SANDERS: Not always, but certainly a large number --
WALLACE: Airports. The State Department says there hasn't been any terrorist that they've found coming across the southern border from that --
(CROSSTALK)
SANDERS: It's by air, it's by land, and it's by sea. It's all of the above.
(END VIDEO CLIP)
LEMON: Chris is right. According to the Department of Homeland Security the figure represents individuals blocked from traveling or entering the United States, often at airports, and does not necessarily refer to the southern border. So, is it totally unlike Sarah Sanders to lie on behalf of the White House? Was this some sort of fluke?
[22:55:01] No. In fact, the White House Press Secretary has actually told falsehoods that are easily refutable, sometimes with videotape alone. For instance, when asked about heated rhetoric in the political atmosphere following the congressional baseball shooting, Sanders told this outright lie.
(BEGIN VIDEO CLIP)
SANDERS: The President in no way, form, or fashion has ever promoted or encouraged violence.
(END VIDEO CLIP)
LEMON: Well, Sanders also repeated the President's lies. Here she is telling President Trump -- telling Trump's lie that he had no knowledge of a hush money payment made to Stormy Daniels.
(BEGIN VIDEO CLIP)
SANDERS: There was no knowledge of any payments from the President. The President has denied the allegations. The President has denied and continues to deny the underlying claim.
(END VIDEO CLIP)
LEMON: So we know that's not true, and investigators know too. According to court documents, Michael Cohen illegally made the payment to Stormy Daniels acting in coordination with and at the direction of individual one. Individual one is Donald Trump. Sanders has also made false statements to back up the wild and untrue accusation from President Trump that former President Obama had his wires tapped.
(BEGIN VIDEO CLIP)
SANDERS: Everybody acts like President Trump is the one that came up with this idea and just threw it out there. He's -- there are multiple news outlets that have reported this.
(END VIDEO CLIP)
LEMON: Except it was President Trump who threw the false claim out there, with a tweet, of course.
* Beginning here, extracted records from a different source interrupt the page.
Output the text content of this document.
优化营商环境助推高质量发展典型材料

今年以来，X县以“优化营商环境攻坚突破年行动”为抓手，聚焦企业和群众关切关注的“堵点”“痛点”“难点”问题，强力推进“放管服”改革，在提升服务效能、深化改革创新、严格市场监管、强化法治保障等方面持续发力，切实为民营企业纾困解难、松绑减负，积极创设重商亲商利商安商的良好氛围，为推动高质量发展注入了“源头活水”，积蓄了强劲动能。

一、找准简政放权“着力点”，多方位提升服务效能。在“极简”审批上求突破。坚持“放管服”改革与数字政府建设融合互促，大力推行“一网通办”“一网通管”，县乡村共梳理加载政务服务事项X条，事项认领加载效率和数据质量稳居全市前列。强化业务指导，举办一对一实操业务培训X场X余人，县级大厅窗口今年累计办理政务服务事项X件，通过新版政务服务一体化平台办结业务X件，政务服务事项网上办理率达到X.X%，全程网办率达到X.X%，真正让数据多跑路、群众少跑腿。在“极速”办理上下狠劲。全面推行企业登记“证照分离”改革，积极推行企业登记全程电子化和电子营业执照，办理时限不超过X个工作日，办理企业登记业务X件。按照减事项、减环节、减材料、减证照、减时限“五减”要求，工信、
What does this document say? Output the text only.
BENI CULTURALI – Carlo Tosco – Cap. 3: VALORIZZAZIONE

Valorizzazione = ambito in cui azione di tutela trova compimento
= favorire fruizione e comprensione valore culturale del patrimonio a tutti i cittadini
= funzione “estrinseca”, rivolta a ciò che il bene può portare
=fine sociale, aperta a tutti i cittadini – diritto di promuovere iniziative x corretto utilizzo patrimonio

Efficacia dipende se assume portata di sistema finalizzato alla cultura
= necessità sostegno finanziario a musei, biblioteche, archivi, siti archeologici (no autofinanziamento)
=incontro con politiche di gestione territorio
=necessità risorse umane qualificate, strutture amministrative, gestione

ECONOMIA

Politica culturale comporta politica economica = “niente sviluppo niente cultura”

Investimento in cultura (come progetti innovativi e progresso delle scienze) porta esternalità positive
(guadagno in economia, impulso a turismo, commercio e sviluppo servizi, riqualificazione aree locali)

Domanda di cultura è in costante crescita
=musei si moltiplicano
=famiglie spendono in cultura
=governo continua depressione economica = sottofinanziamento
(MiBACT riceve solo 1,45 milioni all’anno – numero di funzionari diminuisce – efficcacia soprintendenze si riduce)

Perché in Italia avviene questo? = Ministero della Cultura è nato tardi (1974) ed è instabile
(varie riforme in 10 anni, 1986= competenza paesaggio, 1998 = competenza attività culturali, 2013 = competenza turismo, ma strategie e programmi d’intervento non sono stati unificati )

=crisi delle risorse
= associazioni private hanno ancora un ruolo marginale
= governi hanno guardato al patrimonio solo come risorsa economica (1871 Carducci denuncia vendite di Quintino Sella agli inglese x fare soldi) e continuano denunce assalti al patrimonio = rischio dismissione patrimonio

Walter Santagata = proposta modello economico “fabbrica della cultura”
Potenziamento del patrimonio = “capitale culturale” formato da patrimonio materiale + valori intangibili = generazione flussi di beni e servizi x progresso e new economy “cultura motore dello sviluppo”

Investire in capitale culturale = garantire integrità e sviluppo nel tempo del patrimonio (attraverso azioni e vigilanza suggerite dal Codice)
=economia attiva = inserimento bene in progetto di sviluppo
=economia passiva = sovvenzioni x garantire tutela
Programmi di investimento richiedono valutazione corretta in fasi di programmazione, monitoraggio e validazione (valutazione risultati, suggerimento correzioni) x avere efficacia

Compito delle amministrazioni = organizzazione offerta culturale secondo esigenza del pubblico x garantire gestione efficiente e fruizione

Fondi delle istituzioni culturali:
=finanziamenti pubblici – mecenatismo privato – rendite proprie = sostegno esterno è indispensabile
A former senior U.S. official with direct knowledge of investigations by the Justice Department under the Obama administration told CNN that Trump's phones were never tapped. And the fact is that warrants the tap into someone's phones in the course of a federal investigation would be sought by the Department of Justice.
The DOJ, in normal circumstances, conducts investigations independent of the White House and the President. And I want you to listen to this. Sarah Sanders recently told Politico that she wanted to be remembered for being, quote, transparent and honest. Is that how you're going to remember her? We'll be right back.